La réponse ne peut pas être dans le slogan mais dans l’analyse.

Pour aborder le sujet, il convient de le situer dans son contexte, celui d’un monde numérique ouvert à tous et qui ne connaît plus le temps, l’espace, la hiérarchie. L’ubérisation passe par là et transforme les relations verticales en relations horizontales; bien ou mal ??? C’est ainsi !

Ce n’est plus la coordination par le cerveau, c’est la domination des organes !

Difficile à admettre pour un biologiste !!!

Toutes ces réunions informelles font penser à des situations déjà vécues au cours de l’histoire.

> Entre l’Agora athénienne et Nuit Debout, il y a de troublantes similitudes écrit le Philosophe Arnaud Placé :«le partage démocratique peut se nourrir d’une expérience commune..»

>Jésus de Nazareth entouré de quelques disciples, anima des réunions d’échanges ouvertes en Galilée. Il suscita engouement et ferveur et s’attira la méfiance des autorités politiques et religieuses, avant d’être arrêté et condamné par le préfet Ponce Pilate.

«Cette minorité microscopique» (D.S.) a fait son chemin depuis !

>L’usage des cahiers de doléances remonte au XIV ème siècle. Les plus notoires restent ceux de 1789. On recensait les mécontentements, on proposait des solutions, et, après, le monarque absolu triait,

maintenant c’est le marché.

L’ouverture de nouveaux cahiers de doléance ne serait pas une mauvaise chose afin de faire un état des lieux ; système certainement bien plus efficace que de palabrer en faisant un tour de France à pied ! Ainsi, dans ces réunions, on n’a pas toujours à faire à des farfelus faignants et illettrés comme certaines analyses le laissent penser ; on démonte la Loi Travail en citant les propos :

  • D‘ Eloi Laurent dans «Nos mythologies économiques». Éditions LLL.

«En quarante ans, aucune baisse du chômage n’a jamais été lié à la flexibilité»

  • de Sassia Sassen dans «expulsions» Gallimard.

«A l’ère globale des privatisations, de la dérégulation et de l’ouverture des frontières, on est passé d’une dynamique intégrant les individus à une dynamique qui les exclus, conception pathologique de la croissance»

>Ce comportement consistant à proposer des masses de solutions, à bâtons rompus, chacun parlant en son nom, est très darwinien, c’est la base même de la réussite de l’évolution biologique ; il est aussi celui qui, grâce aux nombreuses recherches effectuées par chaque chercheur dans son coin, au cours des temps, a permis l’accumulation de données scientifiques qui un jour se sont synthétisées en retombées génératrices de progrès pour l’humanité. C’est le principe de la recherche fondamentale qui oriente le progrès technologique ou recherche appliquée.

>Le «brainstorming» est la forme «up to date» de ces réunions de réflexion pratiquées dans certaines entreprises ; elle permet de créer du nouveau et de sélectionner ce qui est utile en fonction des exigences du moment, laissant le reste en réserve pour l’avenir.

>La sélection agricole par le biais des croisements générant des hybrides polymorphes ne fait rien d’autre que de créer de nombreuses variétés nouvelles dont on choisira les plus intéressantes.

Voilà pourquoi :

Quand les gens prennent la parole, il vaut mieux les écouter qu’essayer en vain de les faire taire !

Ce qu’ils veulent existe, je l’ai rencontré.

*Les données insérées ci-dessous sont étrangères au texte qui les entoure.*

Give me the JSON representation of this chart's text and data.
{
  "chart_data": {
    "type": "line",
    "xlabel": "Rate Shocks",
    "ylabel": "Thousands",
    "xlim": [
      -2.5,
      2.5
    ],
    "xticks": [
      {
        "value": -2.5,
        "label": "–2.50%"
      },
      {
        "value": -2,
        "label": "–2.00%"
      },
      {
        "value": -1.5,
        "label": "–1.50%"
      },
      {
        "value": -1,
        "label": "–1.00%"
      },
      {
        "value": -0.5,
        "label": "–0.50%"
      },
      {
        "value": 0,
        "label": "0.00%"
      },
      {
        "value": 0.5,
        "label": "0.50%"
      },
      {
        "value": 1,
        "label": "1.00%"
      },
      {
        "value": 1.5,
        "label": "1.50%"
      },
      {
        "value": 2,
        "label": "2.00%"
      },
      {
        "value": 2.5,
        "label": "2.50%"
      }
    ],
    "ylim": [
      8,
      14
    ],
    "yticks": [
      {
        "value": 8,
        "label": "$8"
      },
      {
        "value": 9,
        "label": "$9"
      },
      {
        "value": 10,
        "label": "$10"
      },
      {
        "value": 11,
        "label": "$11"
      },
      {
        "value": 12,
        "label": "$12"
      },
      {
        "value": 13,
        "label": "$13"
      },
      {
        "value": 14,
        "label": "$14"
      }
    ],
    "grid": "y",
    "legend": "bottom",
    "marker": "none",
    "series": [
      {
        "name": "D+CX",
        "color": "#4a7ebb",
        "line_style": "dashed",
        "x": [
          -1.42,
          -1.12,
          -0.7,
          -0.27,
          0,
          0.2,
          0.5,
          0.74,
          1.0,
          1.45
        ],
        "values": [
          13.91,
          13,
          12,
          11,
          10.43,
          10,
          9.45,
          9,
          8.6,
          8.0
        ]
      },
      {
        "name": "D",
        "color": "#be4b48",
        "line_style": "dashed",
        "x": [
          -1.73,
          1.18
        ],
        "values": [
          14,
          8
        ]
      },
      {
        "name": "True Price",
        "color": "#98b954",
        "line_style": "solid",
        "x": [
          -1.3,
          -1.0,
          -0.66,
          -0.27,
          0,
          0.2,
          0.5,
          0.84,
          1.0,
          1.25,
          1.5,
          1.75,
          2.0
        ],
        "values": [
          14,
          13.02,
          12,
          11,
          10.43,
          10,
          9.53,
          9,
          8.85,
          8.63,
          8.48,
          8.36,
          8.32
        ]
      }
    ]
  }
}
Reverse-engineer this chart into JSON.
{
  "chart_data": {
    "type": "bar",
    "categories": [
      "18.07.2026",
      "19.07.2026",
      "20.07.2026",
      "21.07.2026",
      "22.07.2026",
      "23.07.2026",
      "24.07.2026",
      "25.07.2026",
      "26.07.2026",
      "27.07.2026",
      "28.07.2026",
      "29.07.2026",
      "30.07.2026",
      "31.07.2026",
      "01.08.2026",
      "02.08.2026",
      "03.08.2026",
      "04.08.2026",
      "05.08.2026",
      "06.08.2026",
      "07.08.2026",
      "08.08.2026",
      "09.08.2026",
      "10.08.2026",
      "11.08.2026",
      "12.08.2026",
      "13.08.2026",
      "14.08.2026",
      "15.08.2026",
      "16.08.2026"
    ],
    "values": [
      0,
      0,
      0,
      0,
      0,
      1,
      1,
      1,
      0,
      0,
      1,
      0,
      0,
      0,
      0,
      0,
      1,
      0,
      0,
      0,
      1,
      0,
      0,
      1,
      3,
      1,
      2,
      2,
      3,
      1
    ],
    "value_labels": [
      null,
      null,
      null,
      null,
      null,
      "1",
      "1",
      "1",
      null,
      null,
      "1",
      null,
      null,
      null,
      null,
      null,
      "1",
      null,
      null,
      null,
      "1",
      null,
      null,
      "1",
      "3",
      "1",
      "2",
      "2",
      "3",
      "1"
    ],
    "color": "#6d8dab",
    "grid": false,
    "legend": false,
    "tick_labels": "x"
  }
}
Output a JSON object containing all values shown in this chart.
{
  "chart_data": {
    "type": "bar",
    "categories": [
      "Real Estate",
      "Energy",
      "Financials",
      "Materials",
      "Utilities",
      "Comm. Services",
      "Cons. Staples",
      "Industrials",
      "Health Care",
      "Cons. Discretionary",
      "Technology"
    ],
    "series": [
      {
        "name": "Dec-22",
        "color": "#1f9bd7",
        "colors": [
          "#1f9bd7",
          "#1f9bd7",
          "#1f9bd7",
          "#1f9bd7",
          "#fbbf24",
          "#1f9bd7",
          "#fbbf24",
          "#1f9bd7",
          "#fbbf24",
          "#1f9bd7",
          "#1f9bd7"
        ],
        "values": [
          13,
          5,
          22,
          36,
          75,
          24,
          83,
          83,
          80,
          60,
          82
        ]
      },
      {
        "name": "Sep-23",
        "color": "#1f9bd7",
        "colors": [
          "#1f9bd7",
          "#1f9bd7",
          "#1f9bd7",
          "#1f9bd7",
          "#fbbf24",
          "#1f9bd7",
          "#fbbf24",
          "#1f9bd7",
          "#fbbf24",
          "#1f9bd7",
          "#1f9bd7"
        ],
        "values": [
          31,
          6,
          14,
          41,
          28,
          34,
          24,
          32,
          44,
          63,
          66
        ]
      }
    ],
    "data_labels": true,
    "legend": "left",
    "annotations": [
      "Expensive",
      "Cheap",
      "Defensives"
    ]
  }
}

Un personnage virtuel, bien dans la modernité donc et dans le ressenti conscient ou inconscient de tous ces participants, l’exprime. C’est une fille, ce n’est pas par hasard, car les femmes ont, par la force de leurs convictions, de leur courage, de leur intelligence, conquis la légitimité de prendre les reines de la décision et de l’action, tout autant que les hommes. Elle s’appelle Petite Poucette. Cette héroïne créé par Michel Serres représente la jeunesse du monde moderne qui respire, pense et agit dans le numérique.

Vous vous moquez , dit petite Poucette, de nos réseaux sociaux. « Vous redoutez qu’à partir de ces tentatives apparaissent de nouvelles formes politiques qui balaient les précédentes, obsolètes !!»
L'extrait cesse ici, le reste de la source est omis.